If you, like so many Americans, drink a cup of coffee — or a few cups of coffee — every single day, the money you put towards brewing it up can make a big impact. During a time when so many of us are re-evaluating how we can best support black brothers and sisters, the realization that our regular coffee purchases could make a positive change is an important one.
Switching from beans sold by big brands like Folgers or Starbucks and redirecting funds toward a black-owned business is a no-brainer, more so one that also sources the coffee from African where coffee originated.

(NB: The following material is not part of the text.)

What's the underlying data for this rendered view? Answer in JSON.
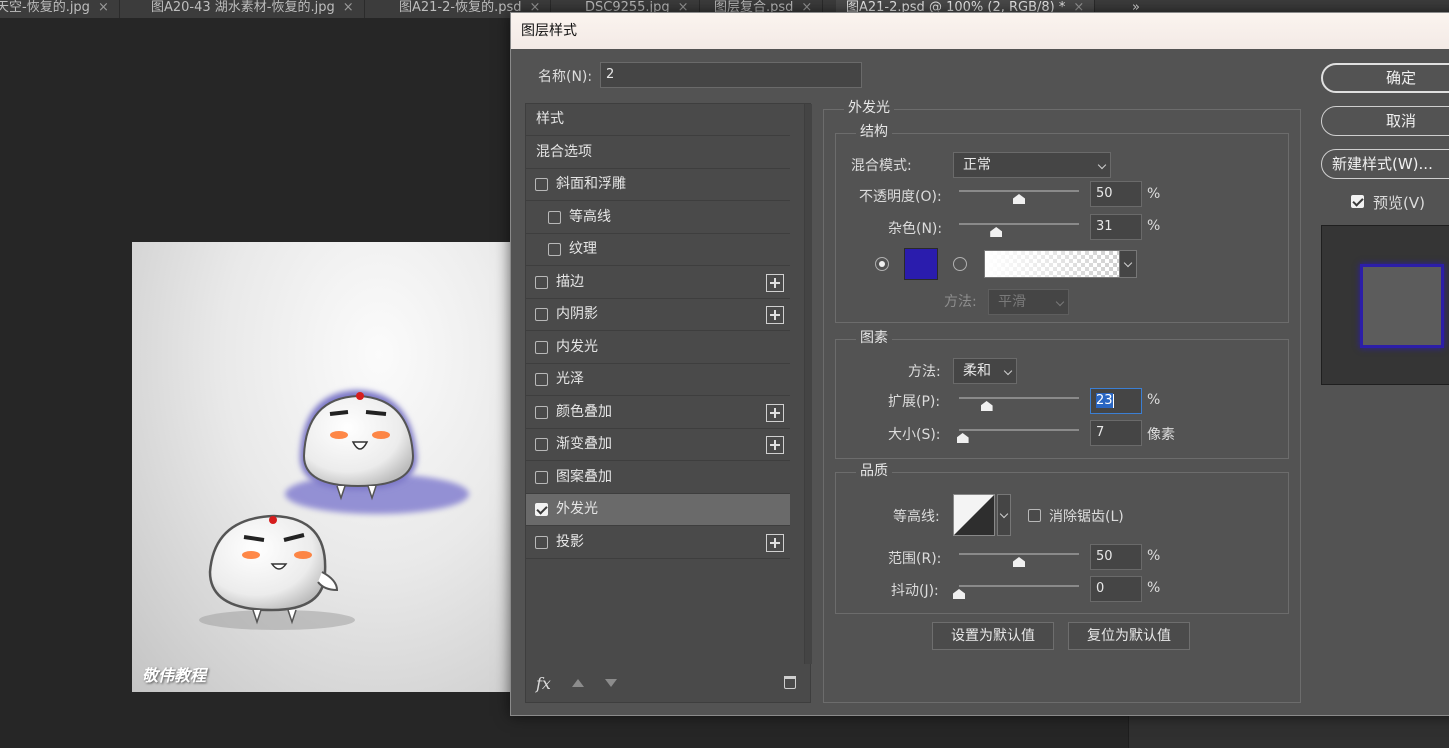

African Coffee Club was founded by an immigrant from Kenya who also is a second-generation coffee farmer: Mukurima Muriuki. Talking to African Warrior Magazine, Mukurima noted:
“Growing up in my grandfather’s coffee farm in Kirinyaga Kenya, I witnessed firsthand the exploitation of farmers by brokers and middlemen whose only goal is to profit, disregarding the farmers’ interest to provide a better life for their families
At the African coffee club, we connect the farmers directly with the consumers, removing the middlemen so that the farmers earn the fair share for their labor, allowing the consumer to access high-quality, flavorful coffee at fair market value. It is a win-win for the farmers and the coffee connoisseurs!
With much of the African continent within the “Bean Belt”, many countries have the perfect growing conditions for coffee plants. It is no surprise coffee production is an important industry for many African nations including Kenya, Tanzania, and Ethiopia.
High elevations, volcanic soil, and temperate climates result in bright, acidic, and fruit-toned coffees unique to the region and well-loved by many coffee drinkers.
Ethiopia is known as the birthplace of the coffee bean. The first Arabica coffee plants were cultivated here and farmers continue to harvest the bulk of the crop from wild coffee plants as they have for centuries.